А у Ирины ее самолюбие – бастион, не подступишься.
«Да… – подумал он, забивая камнем кол в мягкую землю. – Да, все дело в безоговорочном доверии… Как же они договорились об этом? С самого начала? Или вовсе ни о чем не договаривались?»
– Сильнее натягивай, – привычно командовал Андрей. Он умел погружаться целиком в дело. Худощавый, жилистый, с всклокоченной шевелюрой – сейчас он был поглощен устройством жилья.
Палатка была двухместная, отрадно-желтенькая – хорошая палатка, польская, купили в складчину для таких вот вылазок вдвоем.
– Перекусим, да? – спросил Андрей, стягивая майку и энергично вытирая ею потные грудь и спину. – Посмотри, что там Верка в рюкзак натолкала.
– Ого, чего тут только нет! – удивился Виктор, доставая из рюкзака пакеты. – Это что? Курица? Яйца. Огурцы. Сало… Чего-то непонятное в бумаге.
– А, это ценная вещь, – заметил Андрей, заглянув в рюкзак через его плечо. – Пирог с капустой. Вершина творчества. Ты пошарь, там и грибочки в банке должны быть.
– Эх, черт, и куда я смотрел в институте! – воскликнул Виктор. Обычная шутливая реплика, дежурный застольный комплимент талантам Верки. Андрей на эту реплику неизменно промалчивал. Произошел с ними непонятный такой случай лет пять назад.
…Весной, набрав отгулы, решили вчетвером пройти по Чаткалу на катамаране. Андрей – командиром, как всегда. Дима и Сурен шли второй раз всего, а речка сердитая была, с характером. Порогов этих, водоворотов, камней! Да, гордая речка, горная, ее оседлать непросто.
Помнится, на второй день похода у него лопнул ремешок от шлема, но до сих пор не вспомнить – почему Андрей-то без шлема оказался. Спасательные жилеты были, верно, да только от них мало толку на этих горных речках. Течение бешеное – пошвыряет башкой о камни, и никакой жилет не спасет.
Андрея вышибло из катамарана неожиданно, стволом сухого дерева, низко наклоненного с берега над водой. Виктор сидел вторым, за Андреем, и когда того выбило в воду, вдруг увидел, что Андрей-то без шлема, и бросился за рыжей шевелюрой, крутящейся в водоворотах между камней. Прыгнул, не вспомнив о собственной незащищенной голове. Андрей плавать не мог, вот в чем было дело. И по сей день не научился плавать, урбанист чертов.
Здорово побило их обоих, пошвыряло вдоволь, наглотались; но Андрея – полуживого он – полуживой все-таки выволок.
Ребят – Диму и Сурена – отнесло дальше, они растерялись, неопытные.
Андрей просил Вере о приключении не говорить.
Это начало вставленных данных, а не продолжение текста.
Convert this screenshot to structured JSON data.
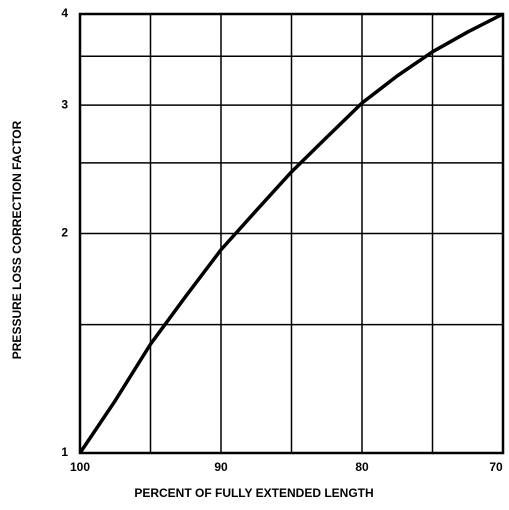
{
  "chart_data": {
    "type": "line",
    "xlabel": "PERCENT OF FULLY EXTENDED LENGTH",
    "ylabel": "PRESSURE LOSS CORRECTION FACTOR",
    "x": [
      100,
      97.5,
      95,
      92.5,
      90,
      87.5,
      85,
      82.5,
      80,
      77.5,
      75,
      72.5,
      70
    ],
    "values": [
      1.0,
      1.18,
      1.41,
      1.64,
      1.9,
      2.15,
      2.43,
      2.71,
      3.02,
      3.29,
      3.55,
      3.78,
      4.0
    ],
    "color": "#000000",
    "xlim": [
      100,
      70
    ],
    "xticks": [
      100,
      90,
      80,
      70
    ],
    "xminor": [
      95,
      85,
      75
    ],
    "ylim": [
      1,
      4
    ],
    "yticks": [
      1,
      2,
      3,
      4
    ],
    "yminor": [
      1.5,
      2.5,
      3.5
    ],
    "log_y": true,
    "grid": true
  }
}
Но уже в городе, когда ждали автобуса, Дима позвонил из автомата жене и случайно проболтался. Та, конечно, немедленно позвонила Верке: мол, встречай своих героев покалеченных…
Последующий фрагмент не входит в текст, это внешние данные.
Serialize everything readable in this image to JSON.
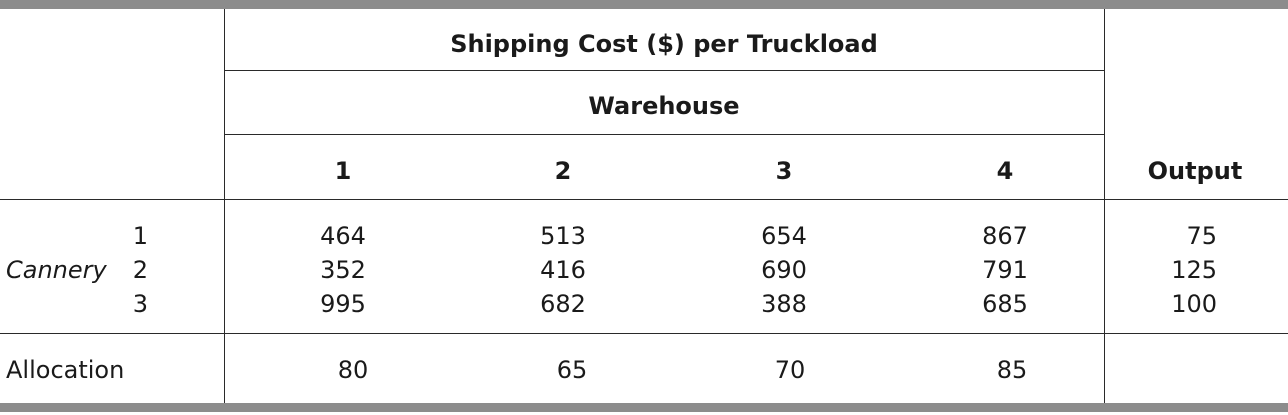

Инвентарь – скатанные катамараны, палатки, весла – хранился всегда у Андрея в кладовке, после походов первым делом вваливались к нему, это уже традицией стало. Так что свидетелями сцены в прихожей были все.
Позвонили. Верка за эти полчаса, видно, успела наплакаться – открыла дверь зареванная, с набрякшими веками, и, когда увидела его перевязанную руку, вдруг завыла и бросилась, да не к мужу, а к Виктору – обняла за шею, прижалась, больно налегая на поврежденную руку. Он растерялся и даже испугался, когда поверх ее припавшей головы увидел незнакомое, какое-то гипсовое лицо Андрея.
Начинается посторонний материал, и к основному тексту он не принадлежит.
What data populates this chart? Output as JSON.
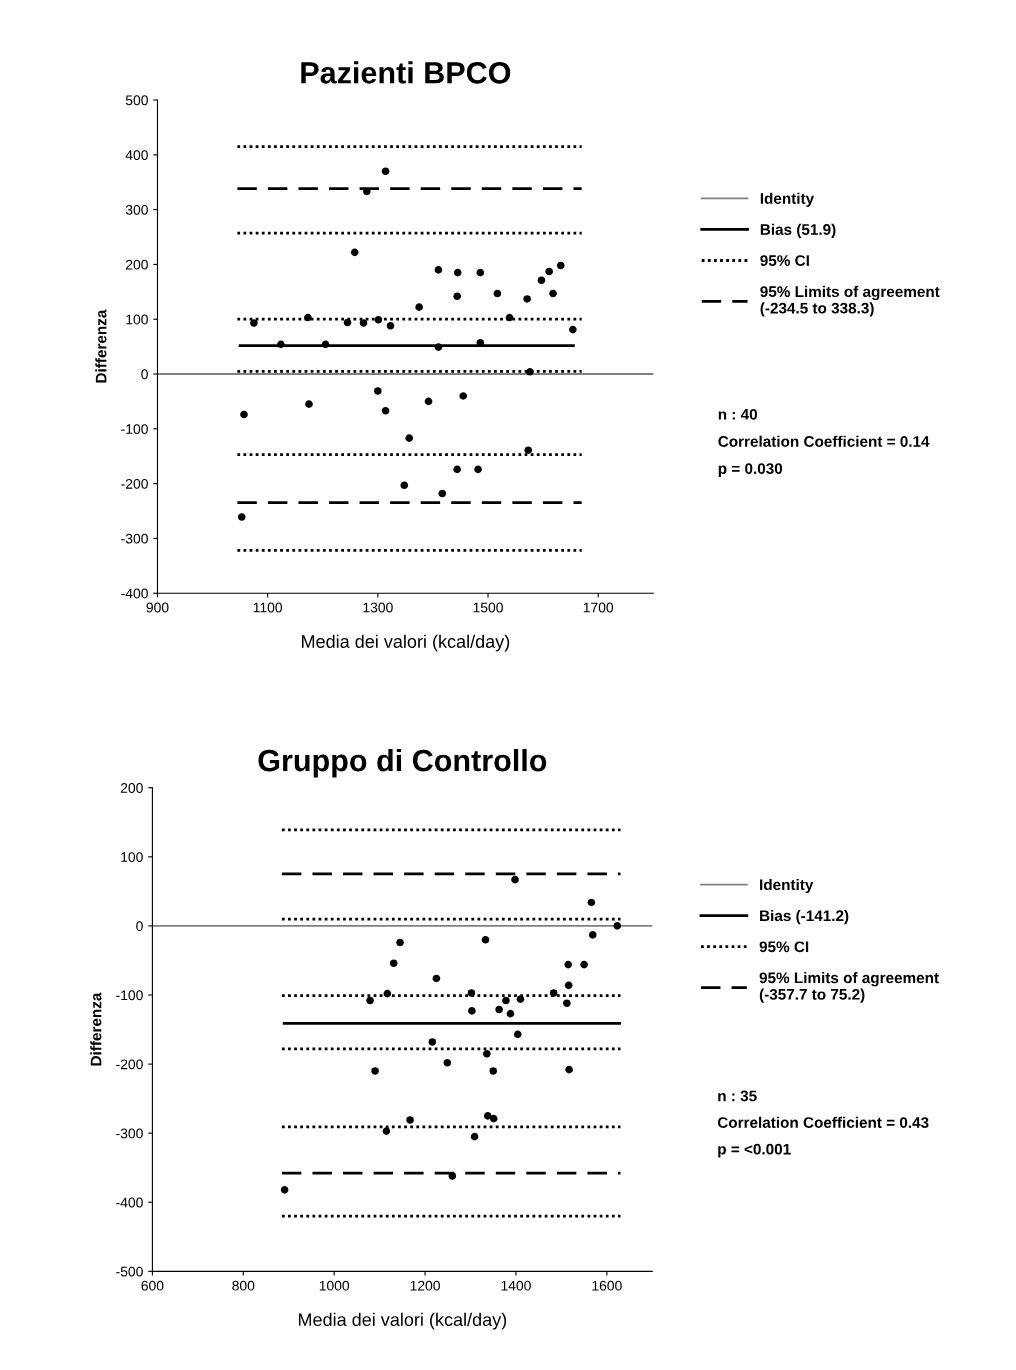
{
  "chart_data": [
    {
      "type": "scatter",
      "title": "Pazienti BPCO",
      "xlabel": "Media dei valori (kcal/day)",
      "ylabel": "Differenza",
      "xlim": [
        900,
        1800
      ],
      "xticks": [
        900,
        1100,
        1300,
        1500,
        1700
      ],
      "ylim": [
        -400,
        500
      ],
      "yticks": [
        -400,
        -300,
        -200,
        -100,
        0,
        100,
        200,
        300,
        400,
        500
      ],
      "legend": "right",
      "ref_lines": [
        {
          "axis": "y",
          "value": 0,
          "label": "Identity",
          "color": "#808080",
          "line_style": "solid"
        }
      ],
      "series": [
        {
          "type": "line",
          "name": "Bias (51.9)",
          "color": "#000000",
          "line_style": "solid",
          "x": [
            1050,
            1655
          ],
          "values": [
            51.9,
            51.9
          ]
        },
        {
          "type": "line",
          "name": "95% CI",
          "color": "#000000",
          "line_style": "dotted",
          "x": [
            1045,
            1670
          ],
          "values": [
            415,
            415
          ]
        },
        {
          "type": "line",
          "color": "#000000",
          "line_style": "dotted",
          "x": [
            1045,
            1670
          ],
          "values": [
            257,
            257
          ]
        },
        {
          "type": "line",
          "color": "#000000",
          "line_style": "dotted",
          "x": [
            1045,
            1670
          ],
          "values": [
            100,
            100
          ]
        },
        {
          "type": "line",
          "color": "#000000",
          "line_style": "dotted",
          "x": [
            1045,
            1670
          ],
          "values": [
            5,
            5
          ]
        },
        {
          "type": "line",
          "color": "#000000",
          "line_style": "dotted",
          "x": [
            1045,
            1670
          ],
          "values": [
            -147,
            -147
          ]
        },
        {
          "type": "line",
          "color": "#000000",
          "line_style": "dotted",
          "x": [
            1045,
            1670
          ],
          "values": [
            -322,
            -322
          ]
        },
        {
          "type": "line",
          "name": "95% Limits of agreement\n(-234.5 to 338.3)",
          "color": "#000000",
          "line_style": "dashed",
          "x": [
            1045,
            1670
          ],
          "values": [
            338.3,
            338.3
          ]
        },
        {
          "type": "line",
          "color": "#000000",
          "line_style": "dashed",
          "x": [
            1045,
            1670
          ],
          "values": [
            -234.5,
            -234.5
          ]
        },
        {
          "marker": "circle",
          "color": "#000000",
          "x": [
            1075,
            1124,
            1173,
            1205,
            1245,
            1258,
            1274,
            1280,
            1301,
            1314,
            1323,
            1375,
            1410,
            1410,
            1444,
            1445,
            1486,
            1486,
            1517,
            1539,
            1571,
            1576,
            1597,
            1611,
            1618,
            1632,
            1654,
            1057,
            1175,
            1300,
            1314,
            1357,
            1392,
            1455,
            1573,
            1444,
            1482,
            1348,
            1417,
            1053
          ],
          "values": [
            93,
            54,
            103,
            54,
            94,
            222,
            93,
            333,
            99,
            370,
            88,
            122,
            190,
            49,
            142,
            185,
            185,
            57,
            147,
            103,
            137,
            4,
            171,
            187,
            147,
            198,
            81,
            -74,
            -55,
            -31,
            -67,
            -117,
            -50,
            -40,
            -139,
            -174,
            -174,
            -203,
            -218,
            -261
          ]
        }
      ],
      "annotations": [
        "n : 40",
        "Correlation Coefficient = 0.14",
        "p = 0.030"
      ]
    },
    {
      "type": "scatter",
      "title": "Gruppo di Controllo",
      "xlabel": "Media dei valori (kcal/day)",
      "ylabel": "Differenza",
      "xlim": [
        600,
        1700
      ],
      "xticks": [
        600,
        800,
        1000,
        1200,
        1400,
        1600
      ],
      "ylim": [
        -500,
        200
      ],
      "yticks": [
        -500,
        -400,
        -300,
        -200,
        -100,
        0,
        100,
        200
      ],
      "legend": "right",
      "ref_lines": [
        {
          "axis": "y",
          "value": 0,
          "label": "Identity",
          "color": "#808080",
          "line_style": "solid"
        }
      ],
      "series": [
        {
          "type": "line",
          "name": "Bias (-141.2)",
          "color": "#000000",
          "line_style": "solid",
          "x": [
            890,
            1628
          ],
          "values": [
            -141.2,
            -141.2
          ]
        },
        {
          "type": "line",
          "name": "95% CI",
          "color": "#000000",
          "line_style": "dotted",
          "x": [
            885,
            1630
          ],
          "values": [
            139,
            139
          ]
        },
        {
          "type": "line",
          "color": "#000000",
          "line_style": "dotted",
          "x": [
            885,
            1630
          ],
          "values": [
            10,
            10
          ]
        },
        {
          "type": "line",
          "color": "#000000",
          "line_style": "dotted",
          "x": [
            885,
            1630
          ],
          "values": [
            -101,
            -101
          ]
        },
        {
          "type": "line",
          "color": "#000000",
          "line_style": "dotted",
          "x": [
            885,
            1630
          ],
          "values": [
            -178,
            -178
          ]
        },
        {
          "type": "line",
          "color": "#000000",
          "line_style": "dotted",
          "x": [
            885,
            1630
          ],
          "values": [
            -291,
            -291
          ]
        },
        {
          "type": "line",
          "color": "#000000",
          "line_style": "dotted",
          "x": [
            885,
            1630
          ],
          "values": [
            -420,
            -420
          ]
        },
        {
          "type": "line",
          "name": "95% Limits of agreement\n(-357.7 to 75.2)",
          "color": "#000000",
          "line_style": "dashed",
          "x": [
            885,
            1630
          ],
          "values": [
            75.2,
            75.2
          ]
        },
        {
          "type": "line",
          "color": "#000000",
          "line_style": "dashed",
          "x": [
            885,
            1630
          ],
          "values": [
            -357.7,
            -357.7
          ]
        },
        {
          "marker": "circle",
          "color": "#000000",
          "x": [
            1398,
            1566,
            1623,
            1569,
            1145,
            1333,
            1131,
            1515,
            1550,
            1225,
            1516,
            1079,
            1117,
            1302,
            1483,
            1378,
            1410,
            1512,
            1303,
            1363,
            1388,
            1404,
            1216,
            1336,
            1249,
            1090,
            1350,
            1517,
            1338,
            1351,
            1167,
            1115,
            1309,
            1260,
            891
          ],
          "values": [
            67,
            34,
            0,
            -13,
            -24,
            -20,
            -54,
            -56,
            -56,
            -76,
            -86,
            -108,
            -98,
            -97,
            -97,
            -108,
            -106,
            -112,
            -123,
            -121,
            -127,
            -157,
            -168,
            -185,
            -198,
            -210,
            -210,
            -208,
            -275,
            -279,
            -281,
            -297,
            -305,
            -362,
            -382
          ]
        }
      ],
      "annotations": [
        "n : 35",
        "Correlation Coefficient = 0.43",
        "p = <0.001"
      ]
    }
  ]
}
– Вера, я – вот он, – хрипло, спокойно сказал Андрей…
Сурен выручил – засмеялся, воскликнул с кавказским акцентом:
– Правильно, женщина! В ноги кланяйся! – Сурен редко пускал в ход этот акцент, но всегда кстати. – Он тебе кормильца спас, отца твоих детей!..
* * *
…Месяца три после этого странного случая он не появлялся у Андрея, и тот не приглашал. Потом чей-то день рождения подкатил, нельзя было не встретиться – и сгладилось, выровнялось… Но изредка он вспоминал лицо Андрея, каким было оно в тот миг – бескровным, смертельно-спокойным, – и осторожная мысль пробегала: а может, Андрей не так уж и счастлив, как представляется?
* * *
– …Слушай, это какая-то дивная курица, – заметил он, обгладывая смуглое крылышко. – Это не курица, а райская птица.
– Да, Верка ее с майонезом делает, с орехами…
– Сациви называется, кацо…
– Нет, это по-другому, в духовке, кажется. А тебе не все равно? Ешь, – Андрей выломал куриную, перламутровую от майонеза ногу и протянул ему. – Женись, тебе Ирина тоже приготовит.
– Даже самая дивная курица не стоит такой жертвы, – отшутился Виктор.
…Когда мылись, поливая друг другу водой из канистры, Андрей еще раз настойчиво спросил:
– Чего не женишься, бобыль?
– Отстань, – отмахнулся он, снимая с плеча Андрея полотенце. – Дай хоть здесь пожить спокойно.
– Нет, правда?
– Я тебе сто раз говорил: не могу я мать оставить, она больной человек! – Он начал раздражаться. – А вместе они не уживутся.
– Сам виноват.
– Может быть… – Он вздохнул. – И потом, Илюшка растет, возраст у него сейчас самый противный – четырнадцать… Он отца помнит хорошо… Знаешь, временами я такие его взгляды на себе ловлю…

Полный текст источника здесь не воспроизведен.